B0997
Title: Bayesian scale mixture of normal censored linear mixed models with within-subject serial dependence
Authors: Fernanda Schumacher - The Ohio State University (United States) [presenting]
Kelin Zhong - University of Connecticut (United States)
Victor Hugo Lachos Davila - University of Connecticut (United States)
Abstract: HIV RNA viral load measures are often subjected to some upper or lower detection limit, depending on the quantification assays. Hence, the responses are either left- or right-censored. Censored mixed-effects models are routinely used to analyze this type of data and are based on normality assumptions for the random terms. However, those assumptions might not provide robust inference in the presence of atypical observations.
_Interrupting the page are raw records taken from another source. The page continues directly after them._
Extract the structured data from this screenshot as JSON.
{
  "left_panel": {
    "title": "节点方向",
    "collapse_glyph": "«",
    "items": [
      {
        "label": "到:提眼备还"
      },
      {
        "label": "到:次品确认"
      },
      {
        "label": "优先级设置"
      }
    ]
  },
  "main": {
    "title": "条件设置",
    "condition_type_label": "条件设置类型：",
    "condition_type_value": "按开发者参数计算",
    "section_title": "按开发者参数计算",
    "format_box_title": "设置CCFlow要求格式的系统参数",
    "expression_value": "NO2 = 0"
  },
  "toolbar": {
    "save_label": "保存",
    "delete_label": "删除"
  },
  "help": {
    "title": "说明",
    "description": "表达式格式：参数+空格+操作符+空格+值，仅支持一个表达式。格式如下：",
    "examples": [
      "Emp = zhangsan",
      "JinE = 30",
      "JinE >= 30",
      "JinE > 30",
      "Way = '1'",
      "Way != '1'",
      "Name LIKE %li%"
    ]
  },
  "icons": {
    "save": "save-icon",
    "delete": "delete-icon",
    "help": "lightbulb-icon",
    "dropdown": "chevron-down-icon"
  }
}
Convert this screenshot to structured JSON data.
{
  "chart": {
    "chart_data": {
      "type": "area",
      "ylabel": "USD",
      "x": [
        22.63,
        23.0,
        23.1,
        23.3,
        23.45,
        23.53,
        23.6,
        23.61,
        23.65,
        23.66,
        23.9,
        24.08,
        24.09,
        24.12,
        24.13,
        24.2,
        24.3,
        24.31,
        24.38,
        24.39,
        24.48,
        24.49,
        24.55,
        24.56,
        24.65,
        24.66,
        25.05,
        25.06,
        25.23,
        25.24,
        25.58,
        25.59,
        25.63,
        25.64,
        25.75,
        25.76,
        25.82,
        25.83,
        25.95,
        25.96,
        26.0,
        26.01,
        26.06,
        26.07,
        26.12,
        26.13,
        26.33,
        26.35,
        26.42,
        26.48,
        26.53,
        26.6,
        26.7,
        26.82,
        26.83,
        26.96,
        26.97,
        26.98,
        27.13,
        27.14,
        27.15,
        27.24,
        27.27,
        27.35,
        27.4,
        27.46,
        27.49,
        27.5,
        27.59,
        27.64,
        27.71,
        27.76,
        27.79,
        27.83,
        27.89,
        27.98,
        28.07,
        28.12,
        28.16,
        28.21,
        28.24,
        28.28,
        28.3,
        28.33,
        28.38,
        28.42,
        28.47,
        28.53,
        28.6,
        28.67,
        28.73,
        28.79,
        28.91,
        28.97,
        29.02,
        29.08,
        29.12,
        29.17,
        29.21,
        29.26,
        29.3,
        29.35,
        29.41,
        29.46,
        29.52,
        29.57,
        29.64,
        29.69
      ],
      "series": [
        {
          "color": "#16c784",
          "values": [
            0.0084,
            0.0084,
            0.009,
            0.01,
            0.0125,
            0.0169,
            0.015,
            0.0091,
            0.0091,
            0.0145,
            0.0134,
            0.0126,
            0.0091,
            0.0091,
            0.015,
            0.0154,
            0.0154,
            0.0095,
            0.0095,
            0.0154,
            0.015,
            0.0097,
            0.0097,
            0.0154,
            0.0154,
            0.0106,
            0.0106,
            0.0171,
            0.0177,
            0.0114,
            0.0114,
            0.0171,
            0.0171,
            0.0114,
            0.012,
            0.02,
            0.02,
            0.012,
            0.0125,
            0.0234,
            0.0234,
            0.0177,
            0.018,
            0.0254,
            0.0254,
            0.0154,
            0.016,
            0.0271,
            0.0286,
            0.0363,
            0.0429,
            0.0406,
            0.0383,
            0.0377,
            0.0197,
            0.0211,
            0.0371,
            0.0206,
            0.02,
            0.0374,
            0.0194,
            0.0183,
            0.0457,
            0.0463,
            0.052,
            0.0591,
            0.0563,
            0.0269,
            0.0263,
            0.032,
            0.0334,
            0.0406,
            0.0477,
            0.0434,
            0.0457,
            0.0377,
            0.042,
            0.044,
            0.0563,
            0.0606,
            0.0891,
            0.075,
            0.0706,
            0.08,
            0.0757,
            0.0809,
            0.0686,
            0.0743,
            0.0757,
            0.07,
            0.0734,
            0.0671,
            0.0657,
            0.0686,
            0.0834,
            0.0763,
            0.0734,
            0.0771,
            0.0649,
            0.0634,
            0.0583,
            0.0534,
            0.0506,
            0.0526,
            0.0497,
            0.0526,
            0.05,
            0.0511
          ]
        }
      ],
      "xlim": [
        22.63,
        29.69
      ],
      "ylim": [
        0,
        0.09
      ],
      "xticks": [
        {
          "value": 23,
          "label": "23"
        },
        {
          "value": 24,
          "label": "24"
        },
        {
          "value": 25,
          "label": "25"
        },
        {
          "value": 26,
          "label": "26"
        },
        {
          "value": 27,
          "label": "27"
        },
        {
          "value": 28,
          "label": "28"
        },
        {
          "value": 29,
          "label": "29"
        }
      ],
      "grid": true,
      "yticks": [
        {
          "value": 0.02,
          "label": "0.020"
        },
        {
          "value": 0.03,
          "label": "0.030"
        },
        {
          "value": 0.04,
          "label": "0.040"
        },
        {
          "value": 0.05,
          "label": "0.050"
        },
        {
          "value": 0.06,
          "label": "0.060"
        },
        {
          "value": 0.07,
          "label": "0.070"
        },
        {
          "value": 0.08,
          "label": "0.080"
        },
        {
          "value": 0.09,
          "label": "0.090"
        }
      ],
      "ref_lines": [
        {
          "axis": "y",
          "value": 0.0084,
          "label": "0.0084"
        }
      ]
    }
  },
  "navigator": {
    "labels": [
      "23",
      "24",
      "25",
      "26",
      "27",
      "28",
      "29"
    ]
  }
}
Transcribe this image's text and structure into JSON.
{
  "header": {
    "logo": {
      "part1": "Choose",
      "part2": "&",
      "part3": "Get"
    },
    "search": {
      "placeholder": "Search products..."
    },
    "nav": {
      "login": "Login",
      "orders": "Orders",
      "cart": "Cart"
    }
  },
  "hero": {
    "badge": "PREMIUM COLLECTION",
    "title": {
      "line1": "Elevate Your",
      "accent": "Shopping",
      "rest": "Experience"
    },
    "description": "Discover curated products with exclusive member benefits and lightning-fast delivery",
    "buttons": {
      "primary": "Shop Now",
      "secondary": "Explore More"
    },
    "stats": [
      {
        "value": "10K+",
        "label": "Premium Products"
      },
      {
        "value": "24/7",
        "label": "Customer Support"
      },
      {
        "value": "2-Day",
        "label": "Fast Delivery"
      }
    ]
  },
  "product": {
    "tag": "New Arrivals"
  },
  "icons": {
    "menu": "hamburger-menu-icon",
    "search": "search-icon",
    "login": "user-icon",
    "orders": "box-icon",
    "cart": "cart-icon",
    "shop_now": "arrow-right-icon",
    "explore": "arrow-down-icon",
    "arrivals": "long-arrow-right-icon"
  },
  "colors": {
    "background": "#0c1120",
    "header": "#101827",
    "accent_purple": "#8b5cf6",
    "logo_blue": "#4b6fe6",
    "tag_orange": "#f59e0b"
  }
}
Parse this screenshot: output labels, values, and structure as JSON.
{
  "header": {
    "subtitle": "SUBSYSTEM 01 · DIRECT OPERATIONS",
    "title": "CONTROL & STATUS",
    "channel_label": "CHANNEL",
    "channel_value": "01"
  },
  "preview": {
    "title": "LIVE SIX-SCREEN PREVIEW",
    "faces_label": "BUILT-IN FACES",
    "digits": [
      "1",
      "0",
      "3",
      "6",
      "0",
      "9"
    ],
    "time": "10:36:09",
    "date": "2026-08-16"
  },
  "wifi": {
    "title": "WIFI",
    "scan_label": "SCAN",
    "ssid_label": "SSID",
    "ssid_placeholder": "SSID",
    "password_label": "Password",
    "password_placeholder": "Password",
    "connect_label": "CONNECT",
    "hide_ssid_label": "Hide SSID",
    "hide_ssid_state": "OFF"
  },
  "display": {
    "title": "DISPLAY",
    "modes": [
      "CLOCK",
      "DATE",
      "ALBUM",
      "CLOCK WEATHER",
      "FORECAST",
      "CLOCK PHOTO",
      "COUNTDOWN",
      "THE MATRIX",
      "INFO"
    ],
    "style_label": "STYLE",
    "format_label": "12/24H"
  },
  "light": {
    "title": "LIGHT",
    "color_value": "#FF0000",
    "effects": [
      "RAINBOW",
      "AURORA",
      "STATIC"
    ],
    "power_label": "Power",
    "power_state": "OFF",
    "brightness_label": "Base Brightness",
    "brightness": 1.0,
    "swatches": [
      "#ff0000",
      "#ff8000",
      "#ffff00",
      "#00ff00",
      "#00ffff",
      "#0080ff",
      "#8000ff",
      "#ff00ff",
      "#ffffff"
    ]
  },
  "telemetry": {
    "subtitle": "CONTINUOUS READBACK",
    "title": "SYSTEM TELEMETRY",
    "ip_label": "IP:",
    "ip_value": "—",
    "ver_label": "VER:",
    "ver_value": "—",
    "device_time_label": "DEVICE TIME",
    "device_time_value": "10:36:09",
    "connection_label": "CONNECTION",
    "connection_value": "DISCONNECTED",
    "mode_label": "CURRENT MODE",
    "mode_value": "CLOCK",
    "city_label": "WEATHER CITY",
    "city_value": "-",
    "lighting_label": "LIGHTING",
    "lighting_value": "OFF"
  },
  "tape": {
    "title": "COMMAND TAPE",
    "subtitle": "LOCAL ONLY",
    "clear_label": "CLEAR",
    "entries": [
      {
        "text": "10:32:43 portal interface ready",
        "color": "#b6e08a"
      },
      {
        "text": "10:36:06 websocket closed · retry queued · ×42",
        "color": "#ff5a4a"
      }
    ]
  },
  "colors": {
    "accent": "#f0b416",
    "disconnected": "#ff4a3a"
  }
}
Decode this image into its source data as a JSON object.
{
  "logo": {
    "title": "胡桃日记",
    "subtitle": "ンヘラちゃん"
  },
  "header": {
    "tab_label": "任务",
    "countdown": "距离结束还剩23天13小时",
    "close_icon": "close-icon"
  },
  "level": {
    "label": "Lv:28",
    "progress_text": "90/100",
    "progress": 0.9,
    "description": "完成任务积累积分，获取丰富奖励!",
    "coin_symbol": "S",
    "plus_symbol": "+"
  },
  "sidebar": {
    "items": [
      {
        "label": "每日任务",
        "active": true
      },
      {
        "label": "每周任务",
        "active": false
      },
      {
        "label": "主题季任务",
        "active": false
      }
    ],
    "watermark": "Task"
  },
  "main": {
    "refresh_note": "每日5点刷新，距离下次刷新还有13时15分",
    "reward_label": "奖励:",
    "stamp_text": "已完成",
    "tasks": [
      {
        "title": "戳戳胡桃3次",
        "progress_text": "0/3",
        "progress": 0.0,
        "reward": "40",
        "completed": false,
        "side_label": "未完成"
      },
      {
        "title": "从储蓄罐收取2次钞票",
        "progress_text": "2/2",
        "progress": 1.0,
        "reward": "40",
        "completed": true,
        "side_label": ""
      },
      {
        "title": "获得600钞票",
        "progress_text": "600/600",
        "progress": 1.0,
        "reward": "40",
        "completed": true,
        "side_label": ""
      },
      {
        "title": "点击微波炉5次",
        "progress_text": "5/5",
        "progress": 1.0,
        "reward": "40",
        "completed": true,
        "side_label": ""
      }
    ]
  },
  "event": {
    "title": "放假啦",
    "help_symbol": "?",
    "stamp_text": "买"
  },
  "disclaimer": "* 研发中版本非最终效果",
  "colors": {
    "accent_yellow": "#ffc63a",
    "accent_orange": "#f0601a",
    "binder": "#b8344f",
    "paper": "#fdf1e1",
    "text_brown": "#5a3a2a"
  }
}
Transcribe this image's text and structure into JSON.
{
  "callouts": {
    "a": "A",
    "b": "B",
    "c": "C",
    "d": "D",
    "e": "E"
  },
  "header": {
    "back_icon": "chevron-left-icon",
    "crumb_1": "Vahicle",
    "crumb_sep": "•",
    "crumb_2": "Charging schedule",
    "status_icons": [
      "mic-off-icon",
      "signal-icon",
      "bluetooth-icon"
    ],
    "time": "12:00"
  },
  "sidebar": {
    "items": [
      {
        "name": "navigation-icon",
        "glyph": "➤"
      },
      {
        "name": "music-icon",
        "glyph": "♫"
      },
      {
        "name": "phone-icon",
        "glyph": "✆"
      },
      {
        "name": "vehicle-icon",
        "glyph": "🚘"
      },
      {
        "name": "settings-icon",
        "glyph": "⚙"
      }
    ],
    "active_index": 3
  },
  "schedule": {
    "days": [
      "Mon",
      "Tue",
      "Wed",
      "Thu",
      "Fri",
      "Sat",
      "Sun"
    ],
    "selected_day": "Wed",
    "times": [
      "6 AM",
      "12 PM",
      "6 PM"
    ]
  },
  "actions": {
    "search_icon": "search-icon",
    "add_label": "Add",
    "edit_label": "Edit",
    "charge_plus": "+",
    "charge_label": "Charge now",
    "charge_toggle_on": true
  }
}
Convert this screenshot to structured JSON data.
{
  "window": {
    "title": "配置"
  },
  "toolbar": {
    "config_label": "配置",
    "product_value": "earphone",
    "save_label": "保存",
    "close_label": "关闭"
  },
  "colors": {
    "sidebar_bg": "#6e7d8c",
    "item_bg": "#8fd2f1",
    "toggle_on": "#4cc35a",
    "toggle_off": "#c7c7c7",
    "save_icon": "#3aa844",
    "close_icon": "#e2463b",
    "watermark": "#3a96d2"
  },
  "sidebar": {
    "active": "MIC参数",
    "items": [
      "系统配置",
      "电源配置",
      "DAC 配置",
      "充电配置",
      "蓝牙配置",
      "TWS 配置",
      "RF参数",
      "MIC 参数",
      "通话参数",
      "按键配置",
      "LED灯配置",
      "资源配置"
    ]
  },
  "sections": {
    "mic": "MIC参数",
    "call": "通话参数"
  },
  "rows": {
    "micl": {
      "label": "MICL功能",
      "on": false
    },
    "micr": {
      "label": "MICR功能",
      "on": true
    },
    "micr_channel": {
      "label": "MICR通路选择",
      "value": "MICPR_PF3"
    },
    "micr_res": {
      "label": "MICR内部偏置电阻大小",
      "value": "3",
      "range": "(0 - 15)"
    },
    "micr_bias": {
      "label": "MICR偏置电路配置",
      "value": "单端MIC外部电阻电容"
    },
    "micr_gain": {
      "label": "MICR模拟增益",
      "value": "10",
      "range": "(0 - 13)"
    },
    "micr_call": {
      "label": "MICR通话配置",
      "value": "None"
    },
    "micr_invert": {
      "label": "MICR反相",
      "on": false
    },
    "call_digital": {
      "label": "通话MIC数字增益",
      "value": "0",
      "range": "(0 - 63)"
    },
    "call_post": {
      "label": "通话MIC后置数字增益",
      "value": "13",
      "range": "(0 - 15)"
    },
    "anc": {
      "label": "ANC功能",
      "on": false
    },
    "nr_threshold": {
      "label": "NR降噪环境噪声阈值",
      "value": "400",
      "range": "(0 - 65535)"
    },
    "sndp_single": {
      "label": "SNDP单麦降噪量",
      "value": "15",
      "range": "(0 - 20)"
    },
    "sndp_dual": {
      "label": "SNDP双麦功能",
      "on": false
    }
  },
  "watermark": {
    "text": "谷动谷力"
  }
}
A Bayesian analysis of censored linear models is developed replacing the Gaussian assumptions with the flexible class of scale mixture of normal (SMN) distributions while accounting for within-subject serial correlation through useful dependence structures and taking advantage of the No-U-Turn sampler (NUTS) to obtain posterior simulations. The SMN is an attractive class of symmetric heavy-tailed distributions that includes the normal distribution, the Student-t, slash, and the contaminated normal distributions as special cases. To illustrate the flexibility and applicability of the proposed model, an HIV AIDS study on viral loads dataset will be analyzed.